Are people wrong for wanting safety for their family? No. Are they wrong in thinking that ethnic and economic homogeny produce this desired safety? Yes. People are looking for "safety" from immigrants, from low-income people. They are using security concerns to justify xenophobia and racism. Again, they are taking their cue from our country's leaders who do the same on the world stage.

The post-war suburbanization of our society gave us the illusions of security, privacy and space. But it took away our connectedness. War, the environment, poverty - it's all connected. We overvalue material things and undervalue people and nature.
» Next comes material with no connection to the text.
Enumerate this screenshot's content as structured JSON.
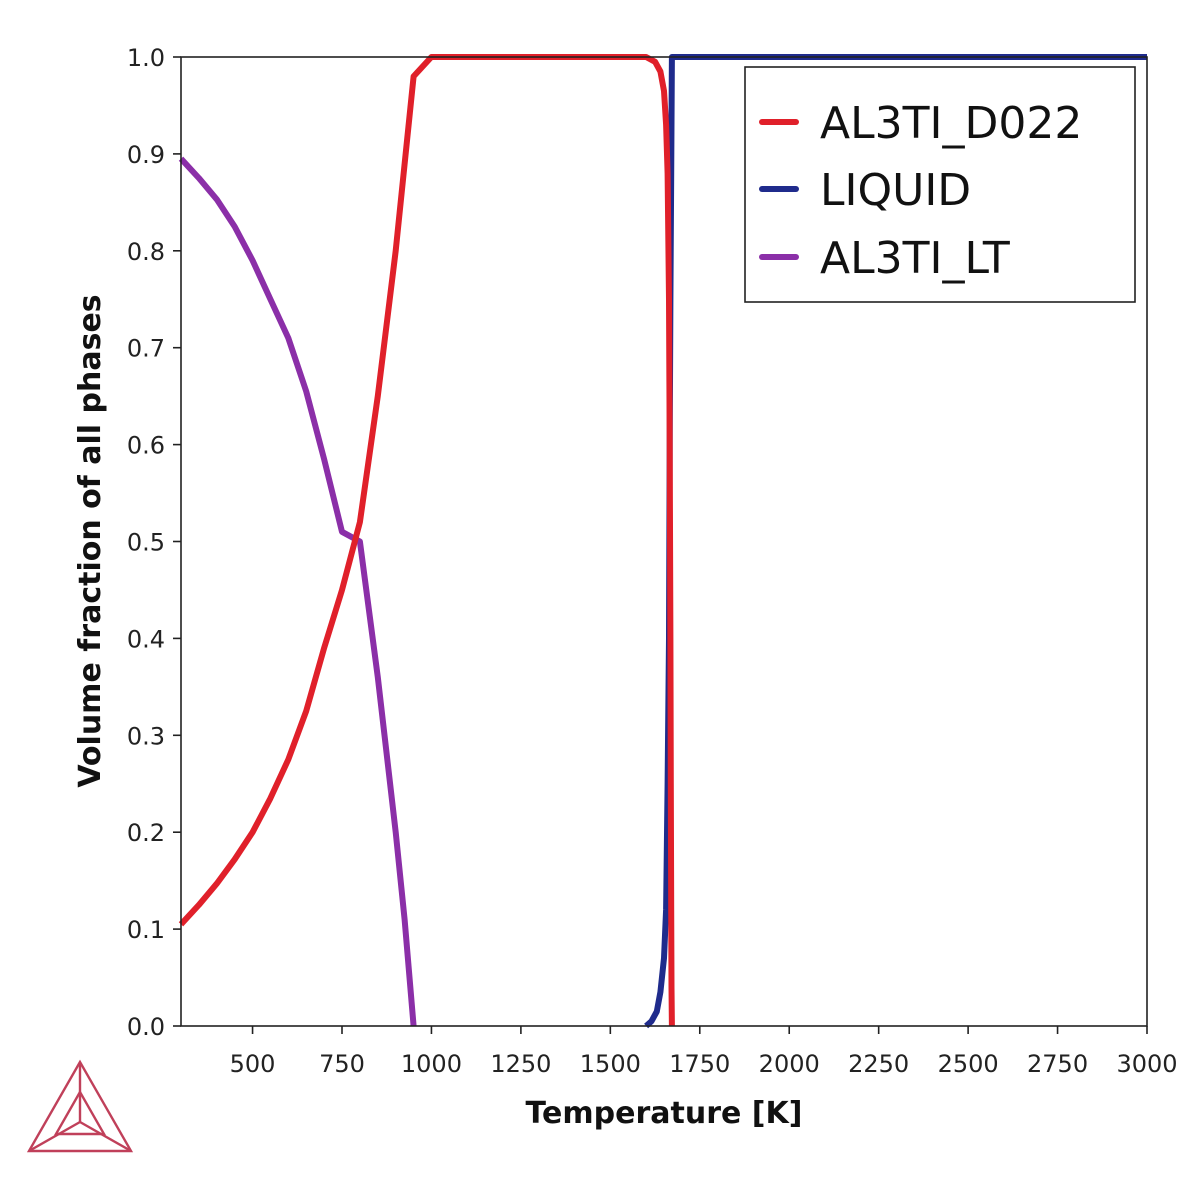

Instead of building walls, we should be knocking them down.

"As long as our civilization is essentially one of property, of fences, of exclusiveness, it will be mocked by delusions." -- Ralph Waldo Emerson

3 comments:

shrimplate said...

Most excellent post.

I think there might be an angle here that involves language.

wstachour said...

Whatever our issues with immigration, only an idiot thinks a 700 mile fence is the solution. How sad that those idiots are running the show.

dbackdad said...

shrimplate - Thanks.

Language certainly comes into play. Do you mean language as a figurative "wall"?

wunelle - It's certainly a complicated issue and no side seems to have a firm grasp on it. I saw an interesting story in our local paper the other day that told of an illegal immigrant who saved a white boy who was injured and wandering in the desert in southern Arizona after his mom had died in an accident - AZ Republic. It reminded me of the movie 'Babel' and ties in with Shrimplate's comment about language. Some things are universal and independent of language - caring for your children, wanting to have a better life. But because of differences in language and culture, some people don't realize what we have in common.